R – Hugo Rosário Saporito.
P/1 – Em que data o senhor nasceu?
R – Vinte e nove de abril de 1924.
P/1 – Em São Paulo?
R – São Paulo.
P/1 – E qual que é o nome do seu pai inteiro?
R – Meu pai? Era Francesco Saverio Saporito.
P/1 – Ele nasceu onde?
R – Na Itália.
P/1 – Em que cidade da Itália ele nasceu?
R – Calábria.
P/1 – E a sua mãe, qual que é o nome dela?
R – Minha mãe italiana, também, mas veio de lá com cinco anos, praticamente, ficou brasileira, né?
P/1 – Qual que é o nome inteiro dela?
R – Angelina Giapetta Saporito.
P/1 – E o seu pai contava como que era na Itália a vida dele?

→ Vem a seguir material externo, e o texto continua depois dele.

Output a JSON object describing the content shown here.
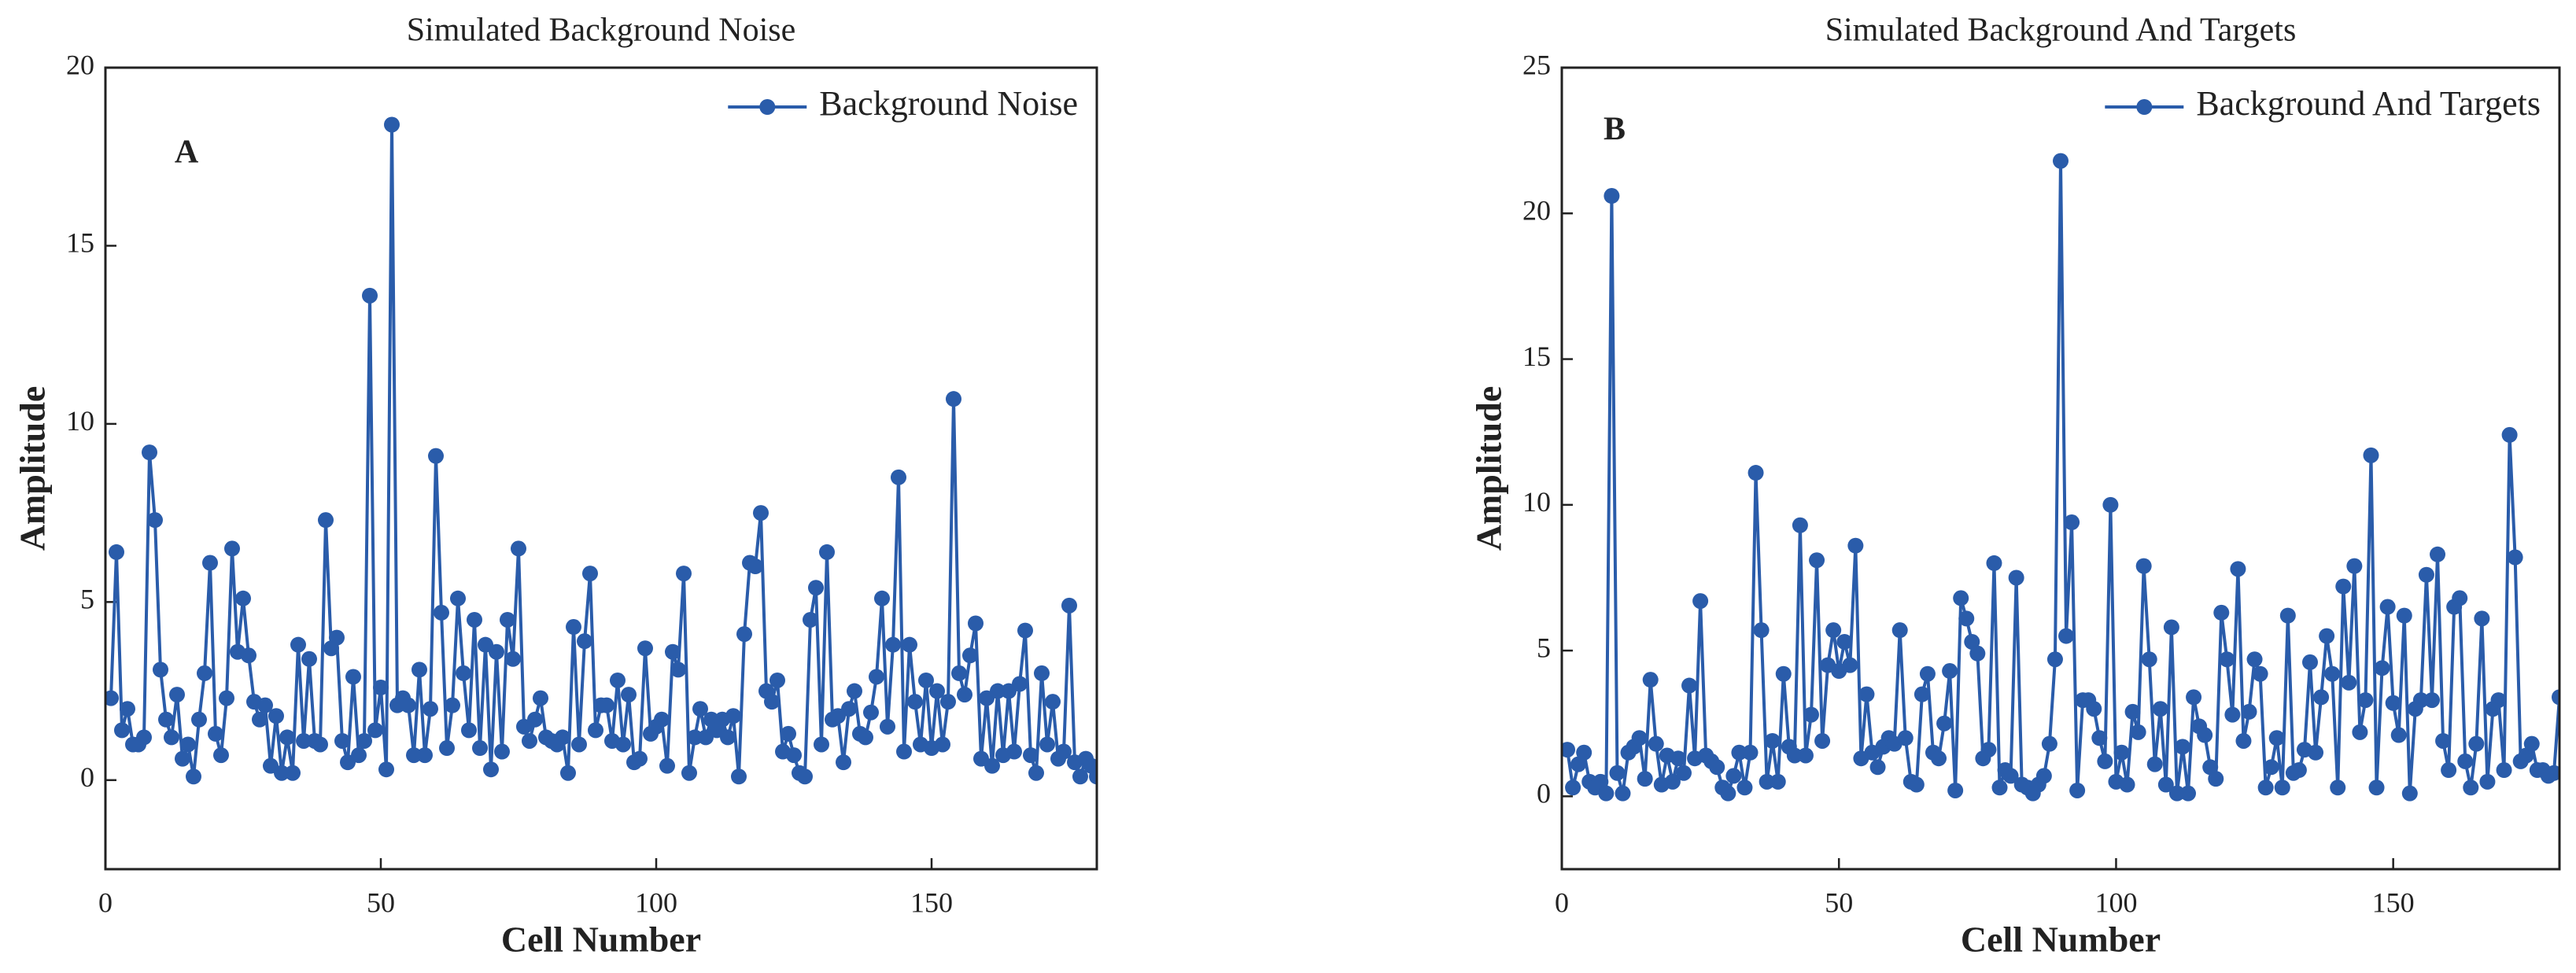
{
  "chart_data": [
    {
      "type": "line",
      "title": "Simulated Background Noise",
      "xlabel": "Cell Number",
      "ylabel": "Amplitude",
      "annotation": "A",
      "xlim": [
        0,
        180
      ],
      "xticks": [
        0,
        50,
        100,
        150
      ],
      "ylim": [
        -2.5,
        20
      ],
      "yticks": [
        0,
        5,
        10,
        15,
        20
      ],
      "legend": "upper right",
      "x": [
        1,
        2,
        3,
        4,
        5,
        6,
        7,
        8,
        9,
        10,
        11,
        12,
        13,
        14,
        15,
        16,
        17,
        18,
        19,
        20,
        21,
        22,
        23,
        24,
        25,
        26,
        27,
        28,
        29,
        30,
        31,
        32,
        33,
        34,
        35,
        36,
        37,
        38,
        39,
        40,
        41,
        42,
        43,
        44,
        45,
        46,
        47,
        48,
        49,
        50,
        51,
        52,
        53,
        54,
        55,
        56,
        57,
        58,
        59,
        60,
        61,
        62,
        63,
        64,
        65,
        66,
        67,
        68,
        69,
        70,
        71,
        72,
        73,
        74,
        75,
        76,
        77,
        78,
        79,
        80,
        81,
        82,
        83,
        84,
        85,
        86,
        87,
        88,
        89,
        90,
        91,
        92,
        93,
        94,
        95,
        96,
        97,
        98,
        99,
        100,
        101,
        102,
        103,
        104,
        105,
        106,
        107,
        108,
        109,
        110,
        111,
        112,
        113,
        114,
        115,
        116,
        117,
        118,
        119,
        120,
        121,
        122,
        123,
        124,
        125,
        126,
        127,
        128,
        129,
        130,
        131,
        132,
        133,
        134,
        135,
        136,
        137,
        138,
        139,
        140,
        141,
        142,
        143,
        144,
        145,
        146,
        147,
        148,
        149,
        150,
        151,
        152,
        153,
        154,
        155,
        156,
        157,
        158,
        159,
        160,
        161,
        162,
        163,
        164,
        165,
        166,
        167,
        168,
        169,
        170,
        171,
        172,
        173,
        174,
        175,
        176,
        177,
        178,
        179,
        180
      ],
      "series": [
        {
          "name": "Background Noise",
          "color": "#2a5caa",
          "values": [
            2.3,
            6.4,
            1.4,
            2.0,
            1.0,
            1.0,
            1.2,
            9.2,
            7.3,
            3.1,
            1.7,
            1.2,
            2.4,
            0.6,
            1.0,
            0.1,
            1.7,
            3.0,
            6.1,
            1.3,
            0.7,
            2.3,
            6.5,
            3.6,
            5.1,
            3.5,
            2.2,
            1.7,
            2.1,
            0.4,
            1.8,
            0.2,
            1.2,
            0.2,
            3.8,
            1.1,
            3.4,
            1.1,
            1.0,
            7.3,
            3.7,
            4.0,
            1.1,
            0.5,
            2.9,
            0.7,
            1.1,
            13.6,
            1.4,
            2.6,
            0.3,
            18.4,
            2.1,
            2.3,
            2.1,
            0.7,
            3.1,
            0.7,
            2.0,
            9.1,
            4.7,
            0.9,
            2.1,
            5.1,
            3.0,
            1.4,
            4.5,
            0.9,
            3.8,
            0.3,
            3.6,
            0.8,
            4.5,
            3.4,
            6.5,
            1.5,
            1.1,
            1.7,
            2.3,
            1.2,
            1.1,
            1.0,
            1.2,
            0.2,
            4.3,
            1.0,
            3.9,
            5.8,
            1.4,
            2.1,
            2.1,
            1.1,
            2.8,
            1.0,
            2.4,
            0.5,
            0.6,
            3.7,
            1.3,
            1.5,
            1.7,
            0.4,
            3.6,
            3.1,
            5.8,
            0.2,
            1.2,
            2.0,
            1.2,
            1.7,
            1.4,
            1.7,
            1.2,
            1.8,
            0.1,
            4.1,
            6.1,
            6.0,
            7.5,
            2.5,
            2.2,
            2.8,
            0.8,
            1.3,
            0.7,
            0.2,
            0.1,
            4.5,
            5.4,
            1.0,
            6.4,
            1.7,
            1.8,
            0.5,
            2.0,
            2.5,
            1.3,
            1.2,
            1.9,
            2.9,
            5.1,
            1.5,
            3.8,
            8.5,
            0.8,
            3.8,
            2.2,
            1.0,
            2.8,
            0.9,
            2.5,
            1.0,
            2.2,
            10.7,
            3.0,
            2.4,
            3.5,
            4.4,
            0.6,
            2.3,
            0.4,
            2.5,
            0.7,
            2.5,
            0.8,
            2.7,
            4.2,
            0.7,
            0.2,
            3.0,
            1.0,
            2.2,
            0.6,
            0.8,
            4.9,
            0.5,
            0.1,
            0.6,
            0.4,
            0.1
          ]
        }
      ]
    },
    {
      "type": "line",
      "title": "Simulated Background And Targets",
      "xlabel": "Cell Number",
      "ylabel": "Amplitude",
      "annotation": "B",
      "xlim": [
        0,
        180
      ],
      "xticks": [
        0,
        50,
        100,
        150
      ],
      "ylim": [
        -2.5,
        25
      ],
      "yticks": [
        0,
        5,
        10,
        15,
        20,
        25
      ],
      "legend": "upper right",
      "x": [
        1,
        2,
        3,
        4,
        5,
        6,
        7,
        8,
        9,
        10,
        11,
        12,
        13,
        14,
        15,
        16,
        17,
        18,
        19,
        20,
        21,
        22,
        23,
        24,
        25,
        26,
        27,
        28,
        29,
        30,
        31,
        32,
        33,
        34,
        35,
        36,
        37,
        38,
        39,
        40,
        41,
        42,
        43,
        44,
        45,
        46,
        47,
        48,
        49,
        50,
        51,
        52,
        53,
        54,
        55,
        56,
        57,
        58,
        59,
        60,
        61,
        62,
        63,
        64,
        65,
        66,
        67,
        68,
        69,
        70,
        71,
        72,
        73,
        74,
        75,
        76,
        77,
        78,
        79,
        80,
        81,
        82,
        83,
        84,
        85,
        86,
        87,
        88,
        89,
        90,
        91,
        92,
        93,
        94,
        95,
        96,
        97,
        98,
        99,
        100,
        101,
        102,
        103,
        104,
        105,
        106,
        107,
        108,
        109,
        110,
        111,
        112,
        113,
        114,
        115,
        116,
        117,
        118,
        119,
        120,
        121,
        122,
        123,
        124,
        125,
        126,
        127,
        128,
        129,
        130,
        131,
        132,
        133,
        134,
        135,
        136,
        137,
        138,
        139,
        140,
        141,
        142,
        143,
        144,
        145,
        146,
        147,
        148,
        149,
        150,
        151,
        152,
        153,
        154,
        155,
        156,
        157,
        158,
        159,
        160,
        161,
        162,
        163,
        164,
        165,
        166,
        167,
        168,
        169,
        170,
        171,
        172,
        173,
        174,
        175,
        176,
        177,
        178,
        179,
        180
      ],
      "series": [
        {
          "name": "Background And Targets",
          "color": "#2a5caa",
          "values": [
            1.6,
            0.3,
            1.1,
            1.5,
            0.5,
            0.3,
            0.5,
            0.1,
            20.6,
            0.8,
            0.1,
            1.5,
            1.7,
            2.0,
            0.6,
            4.0,
            1.8,
            0.4,
            1.4,
            0.5,
            1.3,
            0.8,
            3.8,
            1.3,
            6.7,
            1.4,
            1.2,
            1.0,
            0.3,
            0.1,
            0.7,
            1.5,
            0.3,
            1.5,
            11.1,
            5.7,
            0.5,
            1.9,
            0.5,
            4.2,
            1.7,
            1.4,
            9.3,
            1.4,
            2.8,
            8.1,
            1.9,
            4.5,
            5.7,
            4.3,
            5.3,
            4.5,
            8.6,
            1.3,
            3.5,
            1.5,
            1.0,
            1.7,
            2.0,
            1.8,
            5.7,
            2.0,
            0.5,
            0.4,
            3.5,
            4.2,
            1.5,
            1.3,
            2.5,
            4.3,
            0.2,
            6.8,
            6.1,
            5.3,
            4.9,
            1.3,
            1.6,
            8.0,
            0.3,
            0.9,
            0.7,
            7.5,
            0.4,
            0.3,
            0.1,
            0.4,
            0.7,
            1.8,
            4.7,
            21.8,
            5.5,
            9.4,
            0.2,
            3.3,
            3.3,
            3.0,
            2.0,
            1.2,
            10.0,
            0.5,
            1.5,
            0.4,
            2.9,
            2.2,
            7.9,
            4.7,
            1.1,
            3.0,
            0.4,
            5.8,
            0.1,
            1.7,
            0.1,
            3.4,
            2.4,
            2.1,
            1.0,
            0.6,
            6.3,
            4.7,
            2.8,
            7.8,
            1.9,
            2.9,
            4.7,
            4.2,
            0.3,
            1.0,
            2.0,
            0.3,
            6.2,
            0.8,
            0.9,
            1.6,
            4.6,
            1.5,
            3.4,
            5.5,
            4.2,
            0.3,
            7.2,
            3.9,
            7.9,
            2.2,
            3.3,
            11.7,
            0.3,
            4.4,
            6.5,
            3.2,
            2.1,
            6.2,
            0.1,
            3.0,
            3.3,
            7.6,
            3.3,
            8.3,
            1.9,
            0.9,
            6.5,
            6.8,
            1.2,
            0.3,
            1.8,
            6.1,
            0.5,
            3.0,
            3.3,
            0.9,
            12.4,
            8.2,
            1.2,
            1.4,
            1.8,
            0.9,
            0.9,
            0.7,
            0.8,
            3.4
          ]
        }
      ]
    }
  ]
}
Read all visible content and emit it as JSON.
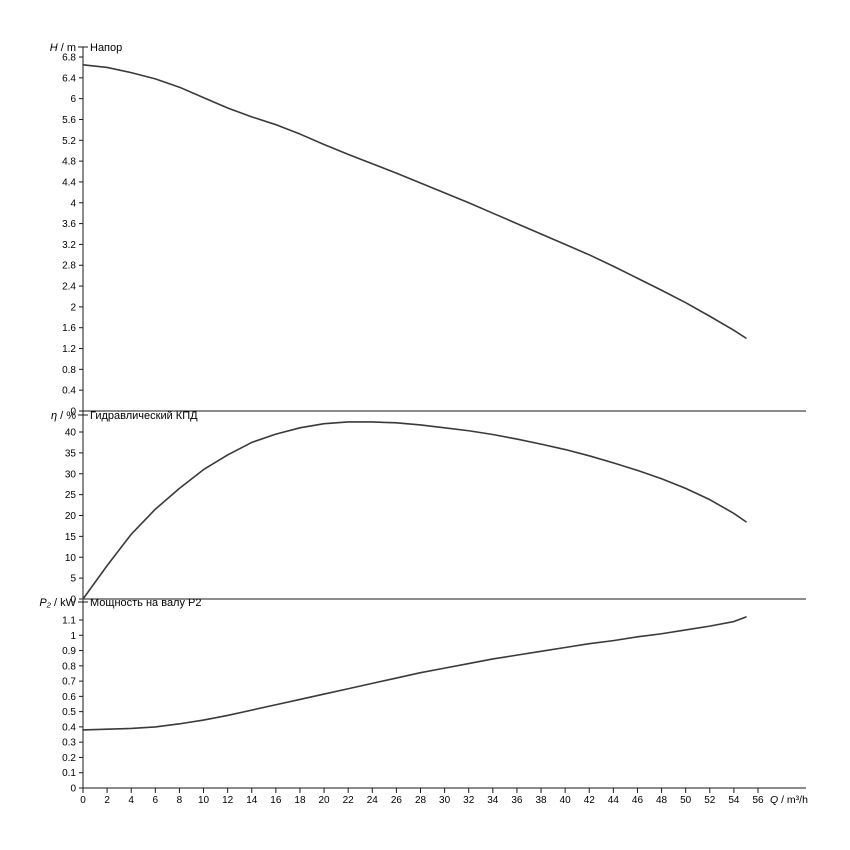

O quê que eles faziam lá?
R – Meu pai veio para cá com 15 anos. Na Itália, ele não tinha praticamente o que comer, naquele tempo. Você imagina que… nem sei o ano que ele nasceu. Então, ele mais um amigo dele com 15 anos, vieram para o Brasil.
P/1 – Porque não tinha nada lá para fazer, né?
R – Não tinha nada para fazer.
P/1 – Eles vieram de navio para cá?
R – De navio. Navio e sei lá onde.
P/1 – Ele não falou pra você como foi a viagem, então?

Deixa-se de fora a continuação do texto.